Today I decided to jump right to using a simple convolutional model before getting a larger data-set, just to compare it with the MLP I used last time. It uses one 2D convolution that works on all 6 channels of the two input frames, followed by ReLU activation, a fully-connected layer, ReLU activation again, and another fully-connected layer. This is a bigger model that takes more time to converge, and it doesn’t perform any better on the tiny data set. This should come as no surprise! All it’s really doing is putting a bunch of filters on the front of our simple network from before.
There was nowhere else to go at this point except getting more data. For this experiment, just using a short Mario 3 trace was enough to see if the model could learn on a single level of a single game (about 130 scrolling examples). This meant writing a quick data set loader and getting the data into the right shape.

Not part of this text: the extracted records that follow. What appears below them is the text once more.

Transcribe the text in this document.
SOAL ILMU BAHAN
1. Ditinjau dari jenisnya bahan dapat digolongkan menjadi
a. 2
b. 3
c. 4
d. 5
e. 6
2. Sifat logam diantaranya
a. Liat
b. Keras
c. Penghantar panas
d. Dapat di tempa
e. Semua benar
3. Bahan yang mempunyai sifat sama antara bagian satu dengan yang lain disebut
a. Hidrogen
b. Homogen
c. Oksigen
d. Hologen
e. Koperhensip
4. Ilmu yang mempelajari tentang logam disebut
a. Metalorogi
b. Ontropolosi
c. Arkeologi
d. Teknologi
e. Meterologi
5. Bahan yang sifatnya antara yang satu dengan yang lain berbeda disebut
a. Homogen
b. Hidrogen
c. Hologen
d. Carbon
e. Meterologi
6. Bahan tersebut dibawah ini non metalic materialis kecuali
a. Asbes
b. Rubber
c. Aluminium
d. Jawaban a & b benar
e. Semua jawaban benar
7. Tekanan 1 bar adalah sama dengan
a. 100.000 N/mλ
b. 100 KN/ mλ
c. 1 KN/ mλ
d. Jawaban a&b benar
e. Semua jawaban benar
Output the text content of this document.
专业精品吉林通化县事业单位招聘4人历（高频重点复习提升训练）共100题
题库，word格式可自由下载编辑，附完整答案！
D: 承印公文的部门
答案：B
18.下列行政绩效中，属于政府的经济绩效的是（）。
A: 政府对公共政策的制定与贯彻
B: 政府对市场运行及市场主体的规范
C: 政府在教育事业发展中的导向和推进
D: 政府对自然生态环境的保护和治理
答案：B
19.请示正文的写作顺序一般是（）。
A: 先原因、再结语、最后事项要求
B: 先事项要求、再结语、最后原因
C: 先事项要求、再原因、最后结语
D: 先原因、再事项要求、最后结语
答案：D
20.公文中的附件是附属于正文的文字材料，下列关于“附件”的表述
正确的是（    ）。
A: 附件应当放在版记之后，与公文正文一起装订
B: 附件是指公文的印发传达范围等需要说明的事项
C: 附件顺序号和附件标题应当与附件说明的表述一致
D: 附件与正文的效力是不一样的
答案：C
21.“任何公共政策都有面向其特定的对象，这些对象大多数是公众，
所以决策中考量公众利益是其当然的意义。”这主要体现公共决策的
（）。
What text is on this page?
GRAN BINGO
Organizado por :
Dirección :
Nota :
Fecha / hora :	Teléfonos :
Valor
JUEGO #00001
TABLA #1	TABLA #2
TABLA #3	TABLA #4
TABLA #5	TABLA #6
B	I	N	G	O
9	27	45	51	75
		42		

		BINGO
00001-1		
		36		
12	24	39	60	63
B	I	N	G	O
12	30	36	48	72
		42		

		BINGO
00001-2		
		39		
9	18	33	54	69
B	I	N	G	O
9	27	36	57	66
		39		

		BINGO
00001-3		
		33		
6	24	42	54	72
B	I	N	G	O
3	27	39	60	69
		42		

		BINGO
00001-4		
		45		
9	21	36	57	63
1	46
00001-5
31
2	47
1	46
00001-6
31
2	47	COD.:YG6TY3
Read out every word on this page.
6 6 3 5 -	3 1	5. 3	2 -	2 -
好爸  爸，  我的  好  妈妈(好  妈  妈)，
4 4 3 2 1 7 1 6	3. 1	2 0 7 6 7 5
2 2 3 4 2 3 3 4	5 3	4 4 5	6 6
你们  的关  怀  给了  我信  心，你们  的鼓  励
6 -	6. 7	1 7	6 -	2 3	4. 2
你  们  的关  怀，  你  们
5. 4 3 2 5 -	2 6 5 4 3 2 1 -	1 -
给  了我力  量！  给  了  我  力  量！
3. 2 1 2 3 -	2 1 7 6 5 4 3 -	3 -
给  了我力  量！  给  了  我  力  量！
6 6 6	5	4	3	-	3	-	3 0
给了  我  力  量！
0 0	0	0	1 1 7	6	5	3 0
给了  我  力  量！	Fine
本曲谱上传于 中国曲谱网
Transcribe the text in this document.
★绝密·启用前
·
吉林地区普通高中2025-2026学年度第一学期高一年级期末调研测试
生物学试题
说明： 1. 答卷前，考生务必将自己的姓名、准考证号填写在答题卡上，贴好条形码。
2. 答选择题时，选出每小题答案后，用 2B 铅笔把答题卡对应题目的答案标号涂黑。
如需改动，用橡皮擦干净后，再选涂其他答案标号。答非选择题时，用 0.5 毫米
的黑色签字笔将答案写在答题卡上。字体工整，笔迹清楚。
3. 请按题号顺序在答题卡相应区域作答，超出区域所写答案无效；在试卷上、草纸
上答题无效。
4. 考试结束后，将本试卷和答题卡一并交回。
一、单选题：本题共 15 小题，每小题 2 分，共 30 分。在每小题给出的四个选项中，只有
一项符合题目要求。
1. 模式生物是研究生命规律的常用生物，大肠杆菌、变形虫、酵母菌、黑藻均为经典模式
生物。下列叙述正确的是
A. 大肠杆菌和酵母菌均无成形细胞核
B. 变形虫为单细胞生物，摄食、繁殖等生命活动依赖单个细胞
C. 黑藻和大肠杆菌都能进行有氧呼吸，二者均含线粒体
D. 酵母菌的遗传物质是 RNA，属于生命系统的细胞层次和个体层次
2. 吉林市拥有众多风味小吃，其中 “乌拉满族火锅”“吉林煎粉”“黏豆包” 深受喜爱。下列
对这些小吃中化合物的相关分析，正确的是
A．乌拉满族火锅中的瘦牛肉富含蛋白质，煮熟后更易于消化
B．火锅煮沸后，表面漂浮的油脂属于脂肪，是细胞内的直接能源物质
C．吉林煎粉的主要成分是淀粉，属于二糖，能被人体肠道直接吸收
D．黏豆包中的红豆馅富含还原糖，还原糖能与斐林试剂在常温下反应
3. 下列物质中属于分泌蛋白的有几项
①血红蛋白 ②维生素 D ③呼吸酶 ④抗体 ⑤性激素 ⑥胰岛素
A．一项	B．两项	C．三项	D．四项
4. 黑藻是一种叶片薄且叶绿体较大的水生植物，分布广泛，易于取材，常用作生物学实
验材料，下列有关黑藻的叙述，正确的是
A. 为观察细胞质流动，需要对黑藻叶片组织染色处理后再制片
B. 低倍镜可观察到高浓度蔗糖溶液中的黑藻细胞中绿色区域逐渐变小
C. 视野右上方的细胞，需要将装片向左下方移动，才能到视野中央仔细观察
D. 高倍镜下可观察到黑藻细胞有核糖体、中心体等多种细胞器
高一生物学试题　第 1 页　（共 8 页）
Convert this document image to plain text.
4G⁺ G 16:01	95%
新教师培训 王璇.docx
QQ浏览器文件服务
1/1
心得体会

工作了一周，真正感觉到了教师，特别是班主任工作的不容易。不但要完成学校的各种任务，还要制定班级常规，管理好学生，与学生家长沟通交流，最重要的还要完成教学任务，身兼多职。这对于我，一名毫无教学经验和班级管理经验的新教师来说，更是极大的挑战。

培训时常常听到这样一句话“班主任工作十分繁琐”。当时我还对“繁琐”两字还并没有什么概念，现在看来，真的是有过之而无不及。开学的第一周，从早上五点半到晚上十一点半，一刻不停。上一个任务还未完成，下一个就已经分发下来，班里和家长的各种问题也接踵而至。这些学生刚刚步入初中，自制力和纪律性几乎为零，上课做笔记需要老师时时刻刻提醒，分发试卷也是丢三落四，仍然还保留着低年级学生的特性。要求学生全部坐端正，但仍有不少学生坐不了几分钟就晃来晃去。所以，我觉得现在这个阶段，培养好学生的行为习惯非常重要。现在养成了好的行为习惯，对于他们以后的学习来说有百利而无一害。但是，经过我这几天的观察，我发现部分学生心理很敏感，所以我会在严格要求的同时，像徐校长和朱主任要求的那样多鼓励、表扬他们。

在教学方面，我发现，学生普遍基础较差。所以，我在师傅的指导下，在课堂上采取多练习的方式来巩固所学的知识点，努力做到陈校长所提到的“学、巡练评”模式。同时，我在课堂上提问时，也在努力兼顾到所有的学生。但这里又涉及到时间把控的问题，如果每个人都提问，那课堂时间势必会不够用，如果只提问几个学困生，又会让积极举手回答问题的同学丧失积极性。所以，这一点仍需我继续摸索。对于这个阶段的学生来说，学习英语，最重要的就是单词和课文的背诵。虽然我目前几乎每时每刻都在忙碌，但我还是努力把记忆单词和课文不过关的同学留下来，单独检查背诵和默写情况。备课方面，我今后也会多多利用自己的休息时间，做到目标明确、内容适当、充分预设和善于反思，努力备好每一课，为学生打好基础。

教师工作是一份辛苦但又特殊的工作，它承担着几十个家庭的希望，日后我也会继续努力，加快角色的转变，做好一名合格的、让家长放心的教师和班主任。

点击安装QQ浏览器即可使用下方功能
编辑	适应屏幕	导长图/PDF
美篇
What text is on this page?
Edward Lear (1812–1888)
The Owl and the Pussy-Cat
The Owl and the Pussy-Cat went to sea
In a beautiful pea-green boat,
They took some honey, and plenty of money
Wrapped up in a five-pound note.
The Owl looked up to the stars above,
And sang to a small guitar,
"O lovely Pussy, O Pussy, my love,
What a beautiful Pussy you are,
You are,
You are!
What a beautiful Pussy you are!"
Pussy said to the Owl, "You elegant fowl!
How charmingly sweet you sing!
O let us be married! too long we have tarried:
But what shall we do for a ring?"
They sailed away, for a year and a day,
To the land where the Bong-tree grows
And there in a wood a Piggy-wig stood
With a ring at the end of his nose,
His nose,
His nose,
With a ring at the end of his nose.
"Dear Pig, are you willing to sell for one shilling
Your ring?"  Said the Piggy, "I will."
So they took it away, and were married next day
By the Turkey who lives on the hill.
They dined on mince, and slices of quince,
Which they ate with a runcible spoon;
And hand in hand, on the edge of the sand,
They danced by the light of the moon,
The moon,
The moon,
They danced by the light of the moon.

At this point, the MLP’s loss plateaued and wouldn’t go down any further, so I added another fully-connected layer just to see what would happen. Playing with the number of hidden nodes, the batch size, and the learning rate didn’t help much. Maybe using a patch encoding would do better (perhaps by first applying a separate fully connected layer on each 16×16 patch of the input image, and then merging those together at the input to the network), but I wanted to see if a very simple convolutional network could do better at generalizing. I also ended up converting my images to grayscale to save a little GPU memory.
Reader, after fiddling with some hyperparameters and a couple of thousand epochs, it kind of almost did—it reported correct horizontal scrolling, but not vertical (odd, since vertical scrolling is always 0 in these examples). My next step is to get the convolutional model to really effectively overfit this small (130-example) dataset.